Грабеж и насилие гитлеровцев в оккупированных странах

В книге рассказывается история главного героя, который сталкивается с различными проблемами и препятствиями на протяжении всего своего путешествия. По пути он встречает множество второстепенных персонажей, которые играют важные роли в истории. Благодаря опыту главного героя книга исследует такие темы, как любовь, потеря, надежда и стойкость. По мере того, как главный герой преодолевает свои трудности, он усваивает ценные уроки жизни и растет как личность.


Индийский хлопок и британский интерес. Овеществленная политика в колониальную эпоху

Книга посвящена более чем столетней (1750–1870-е) истории региона в центре Индии в период радикальных перемен – от первых контактов европейцев с Нагпурским княжеством до включения его в состав Британской империи. Процесс политико-экономического укрепления пришельцев и внедрения чужеземной культуры рассматривается через категорию материальности. В фокусе исследования хлопок – один из главных сельскохозяйственных продуктов этого района и одновременно важный колониальный товар эпохи промышленной революции.


Русские земли Среднего Поволжья (вторая треть XIII — первая треть XIV в.)

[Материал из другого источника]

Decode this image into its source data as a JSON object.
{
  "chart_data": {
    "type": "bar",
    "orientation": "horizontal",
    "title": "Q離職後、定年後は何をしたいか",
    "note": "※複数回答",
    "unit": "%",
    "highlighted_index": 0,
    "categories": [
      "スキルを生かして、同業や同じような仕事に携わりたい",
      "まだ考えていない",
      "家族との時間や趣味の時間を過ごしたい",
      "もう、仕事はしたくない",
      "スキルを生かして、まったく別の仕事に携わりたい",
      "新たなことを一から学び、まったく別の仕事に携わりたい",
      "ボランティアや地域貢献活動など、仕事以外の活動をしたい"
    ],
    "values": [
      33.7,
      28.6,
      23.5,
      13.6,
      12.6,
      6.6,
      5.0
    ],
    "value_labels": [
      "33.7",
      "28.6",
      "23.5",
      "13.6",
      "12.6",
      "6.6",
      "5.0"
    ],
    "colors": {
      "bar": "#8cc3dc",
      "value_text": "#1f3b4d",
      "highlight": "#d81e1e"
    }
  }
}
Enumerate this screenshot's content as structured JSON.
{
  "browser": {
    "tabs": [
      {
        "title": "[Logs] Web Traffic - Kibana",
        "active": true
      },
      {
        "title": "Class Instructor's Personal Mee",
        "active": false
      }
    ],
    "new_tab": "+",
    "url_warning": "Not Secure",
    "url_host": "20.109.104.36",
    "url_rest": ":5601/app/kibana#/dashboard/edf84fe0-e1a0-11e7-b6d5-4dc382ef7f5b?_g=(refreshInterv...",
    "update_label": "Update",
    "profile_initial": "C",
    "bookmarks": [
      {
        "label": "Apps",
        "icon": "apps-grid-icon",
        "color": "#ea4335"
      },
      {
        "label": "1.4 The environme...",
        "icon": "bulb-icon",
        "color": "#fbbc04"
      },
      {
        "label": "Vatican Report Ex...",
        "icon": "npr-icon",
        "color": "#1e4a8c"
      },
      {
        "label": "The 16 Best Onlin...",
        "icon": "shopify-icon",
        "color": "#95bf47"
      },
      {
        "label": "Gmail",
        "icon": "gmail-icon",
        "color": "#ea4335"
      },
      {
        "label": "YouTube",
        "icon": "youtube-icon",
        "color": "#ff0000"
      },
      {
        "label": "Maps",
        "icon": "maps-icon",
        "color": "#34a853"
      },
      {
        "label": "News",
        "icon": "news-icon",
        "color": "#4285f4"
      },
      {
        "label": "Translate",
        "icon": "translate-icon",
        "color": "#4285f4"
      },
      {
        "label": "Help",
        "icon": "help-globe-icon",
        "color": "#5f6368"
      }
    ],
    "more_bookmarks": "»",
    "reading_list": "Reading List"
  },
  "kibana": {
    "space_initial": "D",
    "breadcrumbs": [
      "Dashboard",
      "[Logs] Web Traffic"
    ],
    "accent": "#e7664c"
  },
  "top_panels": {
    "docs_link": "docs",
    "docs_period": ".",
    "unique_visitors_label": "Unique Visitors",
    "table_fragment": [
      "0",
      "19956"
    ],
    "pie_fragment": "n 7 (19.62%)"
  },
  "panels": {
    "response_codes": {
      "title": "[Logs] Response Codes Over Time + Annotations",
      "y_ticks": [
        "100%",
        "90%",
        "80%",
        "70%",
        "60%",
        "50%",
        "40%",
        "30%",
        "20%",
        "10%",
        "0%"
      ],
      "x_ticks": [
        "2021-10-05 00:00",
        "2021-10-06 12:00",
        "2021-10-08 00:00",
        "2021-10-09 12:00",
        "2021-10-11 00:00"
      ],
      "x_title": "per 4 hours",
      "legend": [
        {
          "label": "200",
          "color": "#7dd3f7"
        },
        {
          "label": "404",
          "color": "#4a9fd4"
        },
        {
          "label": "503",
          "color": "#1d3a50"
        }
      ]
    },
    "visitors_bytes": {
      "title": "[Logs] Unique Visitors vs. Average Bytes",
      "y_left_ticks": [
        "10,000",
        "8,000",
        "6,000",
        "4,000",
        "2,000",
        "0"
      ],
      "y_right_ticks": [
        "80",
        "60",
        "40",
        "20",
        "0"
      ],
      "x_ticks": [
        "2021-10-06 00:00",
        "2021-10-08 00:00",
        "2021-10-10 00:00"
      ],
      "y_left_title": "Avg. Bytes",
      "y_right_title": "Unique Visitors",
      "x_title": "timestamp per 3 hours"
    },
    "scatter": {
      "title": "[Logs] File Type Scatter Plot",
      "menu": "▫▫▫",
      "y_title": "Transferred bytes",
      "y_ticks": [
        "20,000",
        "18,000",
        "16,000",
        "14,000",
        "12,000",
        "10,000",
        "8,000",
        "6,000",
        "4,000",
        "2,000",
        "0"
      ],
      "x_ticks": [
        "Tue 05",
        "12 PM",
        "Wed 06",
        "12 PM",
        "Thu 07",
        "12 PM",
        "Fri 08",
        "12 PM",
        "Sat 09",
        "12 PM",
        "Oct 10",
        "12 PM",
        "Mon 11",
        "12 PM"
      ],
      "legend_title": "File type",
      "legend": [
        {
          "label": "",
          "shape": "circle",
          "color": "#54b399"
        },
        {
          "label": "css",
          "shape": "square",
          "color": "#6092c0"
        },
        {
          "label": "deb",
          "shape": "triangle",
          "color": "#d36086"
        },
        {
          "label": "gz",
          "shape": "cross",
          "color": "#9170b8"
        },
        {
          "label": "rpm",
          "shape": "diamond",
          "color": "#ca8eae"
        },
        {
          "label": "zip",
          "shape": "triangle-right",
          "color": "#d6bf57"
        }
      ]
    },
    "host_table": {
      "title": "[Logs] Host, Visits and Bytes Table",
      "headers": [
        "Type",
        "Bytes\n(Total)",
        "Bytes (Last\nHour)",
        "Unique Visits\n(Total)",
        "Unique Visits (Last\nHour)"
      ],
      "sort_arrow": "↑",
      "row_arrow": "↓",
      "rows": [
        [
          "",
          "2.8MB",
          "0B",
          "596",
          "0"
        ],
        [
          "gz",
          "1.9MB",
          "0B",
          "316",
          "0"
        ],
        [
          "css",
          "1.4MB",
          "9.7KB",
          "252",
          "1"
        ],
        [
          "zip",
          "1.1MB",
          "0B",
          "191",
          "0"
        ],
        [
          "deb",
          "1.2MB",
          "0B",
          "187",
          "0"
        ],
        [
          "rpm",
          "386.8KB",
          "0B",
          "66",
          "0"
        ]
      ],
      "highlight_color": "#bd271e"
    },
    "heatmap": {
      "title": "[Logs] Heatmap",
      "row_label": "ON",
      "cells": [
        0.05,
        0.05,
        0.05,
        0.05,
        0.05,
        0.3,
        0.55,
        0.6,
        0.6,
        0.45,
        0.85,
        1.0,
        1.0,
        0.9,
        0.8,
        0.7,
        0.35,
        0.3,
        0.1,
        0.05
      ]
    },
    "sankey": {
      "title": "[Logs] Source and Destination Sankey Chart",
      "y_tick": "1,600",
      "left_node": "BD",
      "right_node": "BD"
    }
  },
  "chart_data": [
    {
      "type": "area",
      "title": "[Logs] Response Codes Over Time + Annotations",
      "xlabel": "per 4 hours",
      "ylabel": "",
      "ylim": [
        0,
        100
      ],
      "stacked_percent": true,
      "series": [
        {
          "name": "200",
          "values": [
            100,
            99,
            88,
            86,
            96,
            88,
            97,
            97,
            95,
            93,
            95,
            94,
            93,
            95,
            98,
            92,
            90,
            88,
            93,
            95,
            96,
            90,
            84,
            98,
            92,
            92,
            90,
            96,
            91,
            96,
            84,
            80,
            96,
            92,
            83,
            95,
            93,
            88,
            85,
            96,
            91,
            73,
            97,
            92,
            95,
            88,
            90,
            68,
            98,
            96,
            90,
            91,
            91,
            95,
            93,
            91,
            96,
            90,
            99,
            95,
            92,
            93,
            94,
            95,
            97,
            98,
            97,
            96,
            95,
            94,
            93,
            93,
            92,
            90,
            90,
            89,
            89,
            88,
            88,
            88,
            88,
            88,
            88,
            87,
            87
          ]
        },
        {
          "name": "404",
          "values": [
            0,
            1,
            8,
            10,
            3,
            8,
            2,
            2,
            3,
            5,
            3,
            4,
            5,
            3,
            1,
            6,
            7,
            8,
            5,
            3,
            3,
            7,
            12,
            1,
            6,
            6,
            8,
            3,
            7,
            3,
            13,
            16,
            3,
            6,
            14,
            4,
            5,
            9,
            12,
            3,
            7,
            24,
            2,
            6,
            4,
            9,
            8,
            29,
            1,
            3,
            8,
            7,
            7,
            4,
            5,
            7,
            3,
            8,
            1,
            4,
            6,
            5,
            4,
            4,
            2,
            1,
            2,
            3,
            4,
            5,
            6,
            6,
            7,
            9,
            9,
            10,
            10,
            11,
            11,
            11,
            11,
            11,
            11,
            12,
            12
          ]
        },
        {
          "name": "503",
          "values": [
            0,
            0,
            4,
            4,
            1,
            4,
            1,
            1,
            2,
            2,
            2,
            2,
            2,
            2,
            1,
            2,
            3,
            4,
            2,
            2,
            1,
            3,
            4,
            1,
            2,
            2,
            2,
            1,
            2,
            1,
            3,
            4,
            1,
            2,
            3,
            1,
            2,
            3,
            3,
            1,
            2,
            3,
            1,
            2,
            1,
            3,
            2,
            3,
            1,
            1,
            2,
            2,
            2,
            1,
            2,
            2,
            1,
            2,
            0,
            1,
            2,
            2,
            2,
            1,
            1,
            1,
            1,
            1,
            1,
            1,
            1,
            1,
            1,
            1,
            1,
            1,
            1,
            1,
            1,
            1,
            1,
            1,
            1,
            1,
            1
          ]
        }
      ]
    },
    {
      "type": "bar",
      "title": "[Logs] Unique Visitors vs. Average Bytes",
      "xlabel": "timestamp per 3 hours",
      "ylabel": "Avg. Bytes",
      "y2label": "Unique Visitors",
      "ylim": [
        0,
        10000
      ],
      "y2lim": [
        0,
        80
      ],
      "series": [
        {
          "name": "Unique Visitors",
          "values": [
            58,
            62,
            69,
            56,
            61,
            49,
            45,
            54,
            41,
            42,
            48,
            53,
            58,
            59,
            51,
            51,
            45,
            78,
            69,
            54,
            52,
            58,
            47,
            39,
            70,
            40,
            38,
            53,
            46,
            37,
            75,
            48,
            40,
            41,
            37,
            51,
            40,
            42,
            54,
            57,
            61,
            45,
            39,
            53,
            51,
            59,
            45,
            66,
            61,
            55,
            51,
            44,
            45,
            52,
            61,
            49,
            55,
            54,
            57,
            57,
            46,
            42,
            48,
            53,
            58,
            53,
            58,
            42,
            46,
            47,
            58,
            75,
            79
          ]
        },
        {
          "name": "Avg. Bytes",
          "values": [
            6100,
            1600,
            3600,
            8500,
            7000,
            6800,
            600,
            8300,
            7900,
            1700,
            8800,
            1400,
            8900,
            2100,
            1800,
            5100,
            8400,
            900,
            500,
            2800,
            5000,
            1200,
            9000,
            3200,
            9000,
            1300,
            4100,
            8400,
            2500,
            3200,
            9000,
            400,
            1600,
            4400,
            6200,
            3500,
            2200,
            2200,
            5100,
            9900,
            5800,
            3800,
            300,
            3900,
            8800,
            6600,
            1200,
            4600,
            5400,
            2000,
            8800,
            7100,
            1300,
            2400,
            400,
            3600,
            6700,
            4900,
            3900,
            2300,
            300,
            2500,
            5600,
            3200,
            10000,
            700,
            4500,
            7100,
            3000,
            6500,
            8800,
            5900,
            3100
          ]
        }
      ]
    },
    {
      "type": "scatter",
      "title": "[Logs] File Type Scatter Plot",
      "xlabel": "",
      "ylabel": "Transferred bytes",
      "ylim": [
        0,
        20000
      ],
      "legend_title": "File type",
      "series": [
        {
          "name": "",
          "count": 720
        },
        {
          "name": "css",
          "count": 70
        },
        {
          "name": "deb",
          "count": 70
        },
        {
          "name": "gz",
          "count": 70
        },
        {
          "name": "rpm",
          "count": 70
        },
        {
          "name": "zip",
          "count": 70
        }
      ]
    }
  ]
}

В книге сотрудника Нижегородской архивной службы Б.М. Пудалова, кандидата филологических наук и специалиста по древнерусским рукописям, рассматриваются различные аспекты истории русских земель Среднего Поволжья во второй трети XIII — первой трети XIV в. Автор на основе сравнительно-текстологического анализа сообщений древнерусских летописей и с учетом результатов археологических исследований реконструирует события политической истории Городецко-Нижегородского края, делает выводы об административном статусе и системе управления регионом, а также рассматривает спорные проблемы генеалогии Суздальского княжеского дома, владевшего Нижегородским княжеством в XIV в. Книга адресована научным работникам, преподавателям, архивистам, студентам-историкам и филологам, а также всем интересующимся средневековой историей России и Нижегородского края.